Canadian Prime Minister Mark Carney condemned the 35% rate imposed on his country’s goods, especially those linked to fentanyl-related restrictions, vowing to defend Canadian jobs and explore export diversification.

Southeast Asian countries saw more favorable outcomes, with tariffs reduced from earlier threats. Thailand, now facing a 19% rate instead of 36%, welcomed the reprieve. “It boosts investor confidence and maintains our global competitiveness,” said Finance Minister Pichai Chunhavajira.

Australia’s 10% rate remained unchanged, giving its exporters a relative advantage in U.S. markets.

Economic Concerns Grow

Despite adjustments for some, analysts caution that the overall impact will be negative for global growth. “There are no real winners in trade conflicts,” said Thomas Rupf, CIO Asia at VP Bank.

In Europe, winemaker Johannes Selbach voiced concern over the knock-on effects for businesses on both sides of the Atlantic. “Jobs and profits are at risk,” he warned.
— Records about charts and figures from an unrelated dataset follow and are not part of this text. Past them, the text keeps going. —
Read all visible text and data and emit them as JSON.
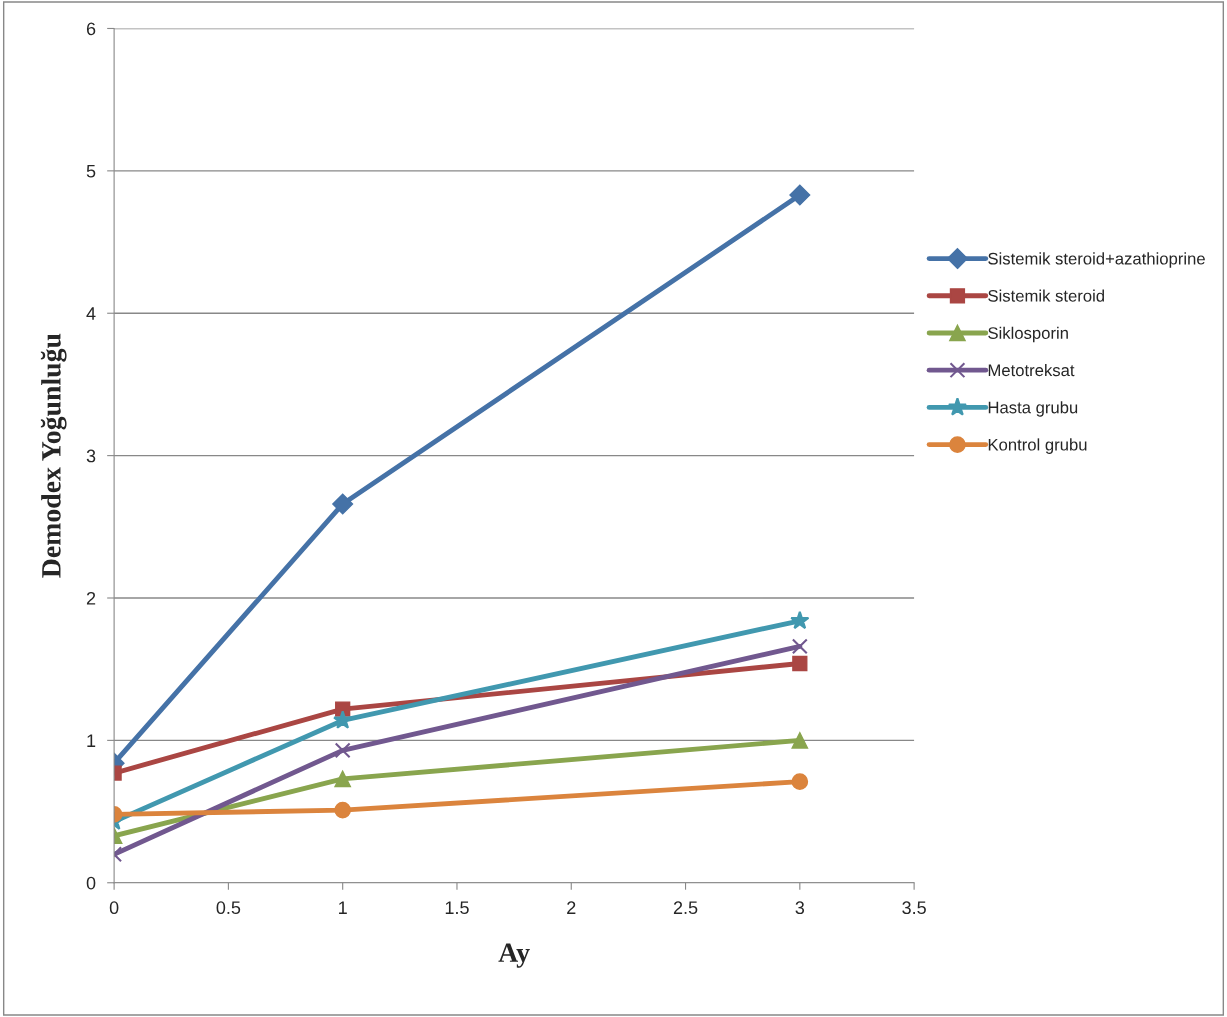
{
  "chart_data": {
    "type": "line",
    "xlabel": "Ay",
    "ylabel": "Demodex Yoğunluğu",
    "x": [
      0,
      1,
      3
    ],
    "series": [
      {
        "name": "Sistemik steroid+azathioprine",
        "color": "#4572a7",
        "marker": "diamond",
        "values": [
          0.84,
          2.66,
          4.83
        ]
      },
      {
        "name": "Sistemik steroid",
        "color": "#aa4643",
        "marker": "square",
        "values": [
          0.77,
          1.22,
          1.54
        ]
      },
      {
        "name": "Siklosporin",
        "color": "#89a54e",
        "marker": "triangle",
        "values": [
          0.33,
          0.73,
          1.0
        ]
      },
      {
        "name": "Metotreksat",
        "color": "#71588f",
        "marker": "cross",
        "values": [
          0.2,
          0.93,
          1.66
        ]
      },
      {
        "name": "Hasta grubu",
        "color": "#4198af",
        "marker": "star",
        "values": [
          0.43,
          1.14,
          1.84
        ]
      },
      {
        "name": "Kontrol grubu",
        "color": "#db843d",
        "marker": "circle",
        "values": [
          0.48,
          0.51,
          0.71
        ]
      }
    ],
    "xlim": [
      0,
      3.5
    ],
    "xticks": [
      0,
      0.5,
      1,
      1.5,
      2,
      2.5,
      3,
      3.5
    ],
    "ylim": [
      0,
      6
    ],
    "yticks": [
      0,
      1,
      2,
      3,
      4,
      5,
      6
    ],
    "grid": "y",
    "legend": "right"
  }
}
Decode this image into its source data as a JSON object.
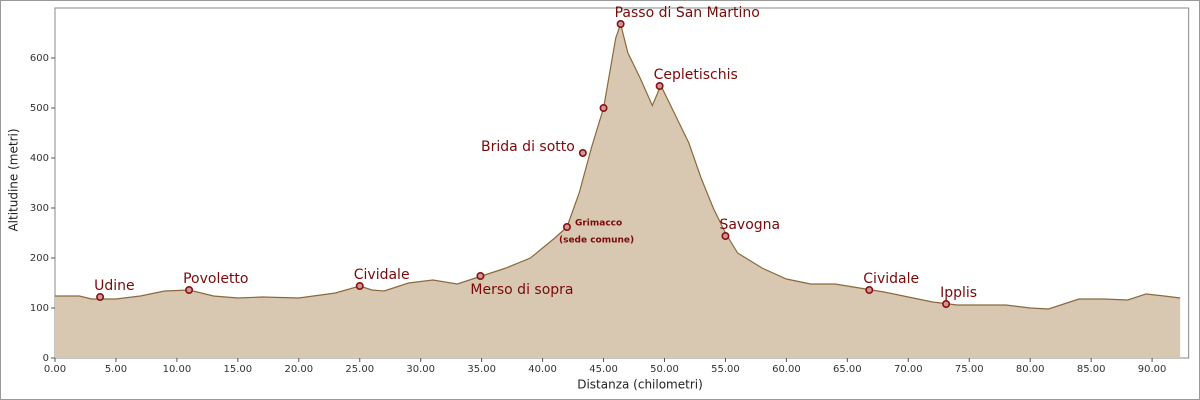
{
  "chart_data": {
    "type": "area",
    "xlabel": "Distanza (chilometri)",
    "ylabel": "Altitudine (metri)",
    "x": [
      0,
      2,
      3,
      5,
      7,
      9,
      11,
      13,
      15,
      17,
      20,
      23,
      25,
      26,
      27,
      29,
      31,
      33,
      35,
      37,
      39,
      41,
      42,
      43,
      44,
      45,
      46,
      46.4,
      47,
      48,
      49,
      49.7,
      51,
      52,
      53,
      54,
      55,
      56,
      58,
      60,
      62,
      64,
      66,
      68,
      70,
      72,
      74,
      76,
      78,
      80,
      81.5,
      83,
      84,
      86,
      88,
      89.5,
      91,
      92.3
    ],
    "series": [
      {
        "color": "#d8c7b1",
        "line_color": "#8a6a3c",
        "values": [
          124,
          124,
          118,
          118,
          124,
          134,
          136,
          124,
          120,
          122,
          120,
          130,
          144,
          136,
          134,
          150,
          156,
          148,
          164,
          180,
          200,
          240,
          262,
          330,
          420,
          500,
          640,
          668,
          610,
          560,
          505,
          545,
          480,
          430,
          360,
          300,
          250,
          210,
          180,
          158,
          148,
          148,
          140,
          132,
          122,
          112,
          106,
          106,
          106,
          100,
          98,
          110,
          118,
          118,
          116,
          128,
          124,
          120
        ]
      }
    ],
    "waypoints": {
      "color": "#8b1010",
      "x": [
        3.7,
        11,
        25,
        34.9,
        42,
        43.3,
        45,
        46.4,
        49.6,
        55,
        66.8,
        73.1
      ],
      "y": [
        122,
        136,
        144,
        164,
        262,
        410,
        500,
        668,
        544,
        244,
        136,
        108
      ],
      "labels": [
        "Udine",
        "Povoletto",
        "Cividale",
        "Merso di sopra",
        "Grimacco",
        "Brida di sotto",
        null,
        "Passo di San Martino",
        "Cepletischis",
        "Savogna",
        "Cividale",
        "Ipplis"
      ],
      "notes": [
        null,
        null,
        null,
        null,
        "(sede comune)",
        null,
        null,
        null,
        null,
        null,
        null,
        null
      ]
    },
    "xlim": [
      0,
      93
    ],
    "ylim": [
      0,
      700
    ],
    "xticks": [
      {
        "value": 0,
        "label": "0.00"
      },
      {
        "value": 5,
        "label": "5.00"
      },
      {
        "value": 10,
        "label": "10.00"
      },
      {
        "value": 15,
        "label": "15.00"
      },
      {
        "value": 20,
        "label": "20.00"
      },
      {
        "value": 25,
        "label": "25.00"
      },
      {
        "value": 30,
        "label": "30.00"
      },
      {
        "value": 35,
        "label": "35.00"
      },
      {
        "value": 40,
        "label": "40.00"
      },
      {
        "value": 45,
        "label": "45.00"
      },
      {
        "value": 50,
        "label": "50.00"
      },
      {
        "value": 55,
        "label": "55.00"
      },
      {
        "value": 60,
        "label": "60.00"
      },
      {
        "value": 65,
        "label": "65.00"
      },
      {
        "value": 70,
        "label": "70.00"
      },
      {
        "value": 75,
        "label": "75.00"
      },
      {
        "value": 80,
        "label": "80.00"
      },
      {
        "value": 85,
        "label": "85.00"
      },
      {
        "value": 90,
        "label": "90.00"
      }
    ],
    "yticks": [
      0,
      100,
      200,
      300,
      400,
      500,
      600
    ]
  }
}
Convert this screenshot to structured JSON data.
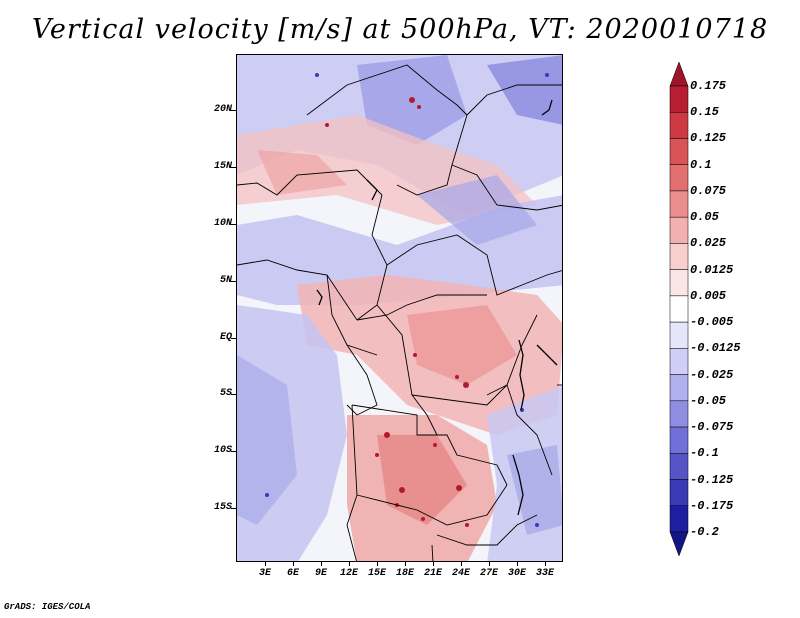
{
  "title": "Vertical velocity [m/s] at 500hPa, VT: 2020010718",
  "footer": "GrADS: IGES/COLA",
  "y_axis": [
    "20N",
    "15N",
    "10N",
    "5N",
    "EQ",
    "5S",
    "10S",
    "15S"
  ],
  "x_axis": [
    "3E",
    "6E",
    "9E",
    "12E",
    "15E",
    "18E",
    "21E",
    "24E",
    "27E",
    "30E",
    "33E"
  ],
  "colorbar": {
    "labels": [
      "0.175",
      "0.15",
      "0.125",
      "0.1",
      "0.075",
      "0.05",
      "0.025",
      "0.0125",
      "0.005",
      "-0.005",
      "-0.0125",
      "-0.025",
      "-0.05",
      "-0.075",
      "-0.1",
      "-0.125",
      "-0.175",
      "-0.2"
    ],
    "colors": [
      "#a0142a",
      "#b81e32",
      "#cd3a42",
      "#d95555",
      "#e27070",
      "#ea8e8e",
      "#f2b0b0",
      "#f8cfcf",
      "#fbe6e6",
      "#ffffff",
      "#e6e6fb",
      "#cfcff6",
      "#b0b0ee",
      "#8e8ee2",
      "#7070d8",
      "#5555c8",
      "#3a3ab5",
      "#1e1ea0",
      "#141485"
    ]
  },
  "region": "Central Africa, 0E–35E, 20S–25N"
}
Trump defended the tariffs as necessary to correct trade imbalances and align foreign policies with U.S. national interests. A separate order granted Mexico a 90-day reprieve from a planned 30% duty to allow for further trade talks, underscoring the administration’s carrot-and-stick strategy.

The European Union, meanwhile, secured a 15% blanket tariff agreement with the U.S., with officials touting it as a stabilising force for transatlantic trade.

Still, as the August deadlines for China and others approach, global markets remain on edge — and the Trump administration shows no signs of easing its protectionist push.